MBT shoes sell for $240 to $390 a pair. Skechers (Shape-Ups) and Reebok (EasyTone) were among the first to introduce similarly designed shoes at a more commercial price point, about $100 a pair.
A study commissioned by Skechers used electromyography to demonstrate increased muscle activity in subjects using Shape-Up shoes. Another study paid for by Reebok concluded that subjects wearing EasyTone shoes used their gluteal, calf and hamstring muscles an average of 11 to 28 percent more than subjects wearing another Reebok walking shoe.
Two independent studies sponsored by the non-profit American Council on Exercise came to a different conclusion. A team of exercise scientists found “no evidence to support the claims that these shoes will help wearers exercise more intensely, burn more calories or improve muscle strength and tone.”
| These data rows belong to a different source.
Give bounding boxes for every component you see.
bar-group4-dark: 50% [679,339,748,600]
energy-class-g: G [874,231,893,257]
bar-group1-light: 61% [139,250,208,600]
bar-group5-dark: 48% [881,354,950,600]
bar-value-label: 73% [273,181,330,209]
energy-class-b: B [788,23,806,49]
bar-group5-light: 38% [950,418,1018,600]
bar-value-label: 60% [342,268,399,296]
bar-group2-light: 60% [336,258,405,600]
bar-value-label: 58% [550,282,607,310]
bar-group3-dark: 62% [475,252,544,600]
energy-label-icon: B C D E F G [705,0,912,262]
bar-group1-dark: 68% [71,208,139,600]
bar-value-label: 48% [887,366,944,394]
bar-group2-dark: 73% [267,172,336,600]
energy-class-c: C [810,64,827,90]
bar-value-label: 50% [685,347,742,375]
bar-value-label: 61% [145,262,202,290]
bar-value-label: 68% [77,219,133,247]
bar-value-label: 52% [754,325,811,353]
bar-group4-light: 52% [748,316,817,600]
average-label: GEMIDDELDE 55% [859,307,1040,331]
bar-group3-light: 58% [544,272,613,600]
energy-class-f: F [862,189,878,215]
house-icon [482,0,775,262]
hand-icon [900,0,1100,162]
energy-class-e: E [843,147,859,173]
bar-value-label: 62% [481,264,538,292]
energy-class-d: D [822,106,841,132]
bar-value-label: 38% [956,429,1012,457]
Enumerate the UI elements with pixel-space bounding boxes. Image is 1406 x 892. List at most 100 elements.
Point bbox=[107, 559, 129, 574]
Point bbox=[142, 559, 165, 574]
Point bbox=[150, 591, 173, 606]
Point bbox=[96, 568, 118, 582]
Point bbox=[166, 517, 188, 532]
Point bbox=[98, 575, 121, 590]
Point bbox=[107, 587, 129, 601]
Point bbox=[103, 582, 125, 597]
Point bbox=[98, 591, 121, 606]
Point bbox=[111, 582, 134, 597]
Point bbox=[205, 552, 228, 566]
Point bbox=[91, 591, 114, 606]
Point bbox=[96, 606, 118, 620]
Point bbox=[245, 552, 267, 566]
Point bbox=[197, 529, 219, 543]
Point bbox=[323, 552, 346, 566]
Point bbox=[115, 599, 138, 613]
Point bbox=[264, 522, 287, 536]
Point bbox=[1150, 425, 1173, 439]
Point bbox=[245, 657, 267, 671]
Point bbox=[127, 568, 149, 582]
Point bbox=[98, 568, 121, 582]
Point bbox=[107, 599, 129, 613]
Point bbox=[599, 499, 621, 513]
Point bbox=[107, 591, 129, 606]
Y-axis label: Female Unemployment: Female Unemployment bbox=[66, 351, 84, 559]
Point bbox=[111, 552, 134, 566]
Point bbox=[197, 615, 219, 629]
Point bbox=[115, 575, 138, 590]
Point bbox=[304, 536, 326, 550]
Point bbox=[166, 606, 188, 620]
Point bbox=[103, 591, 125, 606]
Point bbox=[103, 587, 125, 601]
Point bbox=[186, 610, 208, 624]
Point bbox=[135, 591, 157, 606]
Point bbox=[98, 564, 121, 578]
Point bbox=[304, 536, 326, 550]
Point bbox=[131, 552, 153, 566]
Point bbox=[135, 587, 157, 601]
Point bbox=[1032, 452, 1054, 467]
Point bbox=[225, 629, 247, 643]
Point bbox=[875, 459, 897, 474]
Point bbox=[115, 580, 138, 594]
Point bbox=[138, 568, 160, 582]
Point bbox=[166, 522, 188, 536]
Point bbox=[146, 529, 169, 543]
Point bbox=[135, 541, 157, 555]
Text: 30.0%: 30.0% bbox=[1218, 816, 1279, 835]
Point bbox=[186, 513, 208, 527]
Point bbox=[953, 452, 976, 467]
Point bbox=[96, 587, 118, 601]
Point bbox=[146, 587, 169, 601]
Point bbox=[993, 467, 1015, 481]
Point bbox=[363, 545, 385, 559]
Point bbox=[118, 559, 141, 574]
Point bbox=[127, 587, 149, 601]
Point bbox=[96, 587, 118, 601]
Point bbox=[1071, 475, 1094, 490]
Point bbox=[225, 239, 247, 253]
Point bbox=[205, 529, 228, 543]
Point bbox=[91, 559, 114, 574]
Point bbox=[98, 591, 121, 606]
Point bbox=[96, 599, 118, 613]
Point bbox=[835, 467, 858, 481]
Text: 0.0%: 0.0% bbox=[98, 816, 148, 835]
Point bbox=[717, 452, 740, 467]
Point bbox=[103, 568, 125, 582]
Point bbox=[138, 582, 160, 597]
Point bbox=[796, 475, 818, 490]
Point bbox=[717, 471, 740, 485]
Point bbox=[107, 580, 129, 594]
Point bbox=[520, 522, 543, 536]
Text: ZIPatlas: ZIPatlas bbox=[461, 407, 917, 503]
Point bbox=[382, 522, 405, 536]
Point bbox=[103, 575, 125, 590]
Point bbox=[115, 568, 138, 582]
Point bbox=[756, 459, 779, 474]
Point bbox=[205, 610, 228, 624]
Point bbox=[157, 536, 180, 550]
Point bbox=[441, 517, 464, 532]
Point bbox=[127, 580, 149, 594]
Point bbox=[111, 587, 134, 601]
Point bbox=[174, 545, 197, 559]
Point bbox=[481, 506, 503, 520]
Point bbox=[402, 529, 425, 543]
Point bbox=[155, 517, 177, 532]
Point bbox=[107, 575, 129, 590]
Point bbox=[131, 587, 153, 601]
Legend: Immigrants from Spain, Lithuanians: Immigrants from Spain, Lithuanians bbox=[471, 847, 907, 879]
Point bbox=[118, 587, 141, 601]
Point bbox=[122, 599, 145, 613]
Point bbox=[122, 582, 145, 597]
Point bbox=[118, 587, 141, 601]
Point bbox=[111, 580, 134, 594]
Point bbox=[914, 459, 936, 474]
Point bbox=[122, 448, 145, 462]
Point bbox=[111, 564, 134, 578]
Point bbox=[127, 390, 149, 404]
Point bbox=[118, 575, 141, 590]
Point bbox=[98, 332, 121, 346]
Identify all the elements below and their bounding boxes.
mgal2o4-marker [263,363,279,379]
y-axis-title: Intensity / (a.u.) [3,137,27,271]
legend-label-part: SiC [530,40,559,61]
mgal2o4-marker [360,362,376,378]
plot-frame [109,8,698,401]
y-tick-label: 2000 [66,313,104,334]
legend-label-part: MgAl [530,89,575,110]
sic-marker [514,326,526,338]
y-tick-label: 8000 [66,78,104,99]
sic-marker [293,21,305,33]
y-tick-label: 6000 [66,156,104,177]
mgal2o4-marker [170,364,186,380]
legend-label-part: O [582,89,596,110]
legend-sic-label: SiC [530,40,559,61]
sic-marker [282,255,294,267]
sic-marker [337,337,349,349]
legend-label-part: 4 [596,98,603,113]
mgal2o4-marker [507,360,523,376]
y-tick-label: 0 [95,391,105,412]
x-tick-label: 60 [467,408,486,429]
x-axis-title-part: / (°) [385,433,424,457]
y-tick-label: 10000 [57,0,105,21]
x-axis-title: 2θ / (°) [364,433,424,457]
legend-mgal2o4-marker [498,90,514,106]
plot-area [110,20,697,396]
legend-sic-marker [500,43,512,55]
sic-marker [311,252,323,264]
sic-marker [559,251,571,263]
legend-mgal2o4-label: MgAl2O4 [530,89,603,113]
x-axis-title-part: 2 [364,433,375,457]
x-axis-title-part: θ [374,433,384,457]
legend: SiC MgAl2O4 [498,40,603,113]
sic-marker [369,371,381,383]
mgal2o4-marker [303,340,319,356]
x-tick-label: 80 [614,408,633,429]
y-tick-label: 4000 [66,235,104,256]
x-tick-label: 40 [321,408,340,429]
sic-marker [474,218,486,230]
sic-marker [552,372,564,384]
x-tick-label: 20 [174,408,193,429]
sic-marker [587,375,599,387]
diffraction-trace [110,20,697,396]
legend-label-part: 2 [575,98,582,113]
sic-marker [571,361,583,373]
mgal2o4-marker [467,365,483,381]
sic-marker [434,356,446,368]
The researchers used two groups of 12 physically active young females walking on a treadmill set at different grades. In one study, researchers measured the subjects’ oxygen consumption, heart rate, perceived exertion and calorie burn. The second study measured activity in back and lower-body muscle groups.
“Across the board, none of the toning shoes showed statistically significant increases in either exercise response or muscle activation during any of these treadmill trials,” the authors wrote.
The different sole shape and cushioning might lead to different use of muscles and cause soreness until the person becomes used to the new design, the researchers pointed out. That doesn’t mean you’re working harder overall or that you’re toning muscles, they said.
Probably more important than the design of the shoe is whether it keeps you motivated to exercise. If the shoe is comfortable (and fits), wear it. And get moving! Or as our long-time visiting podiatrist, Dr. Voegeli was often quoted as saying, “take a walk for your health!”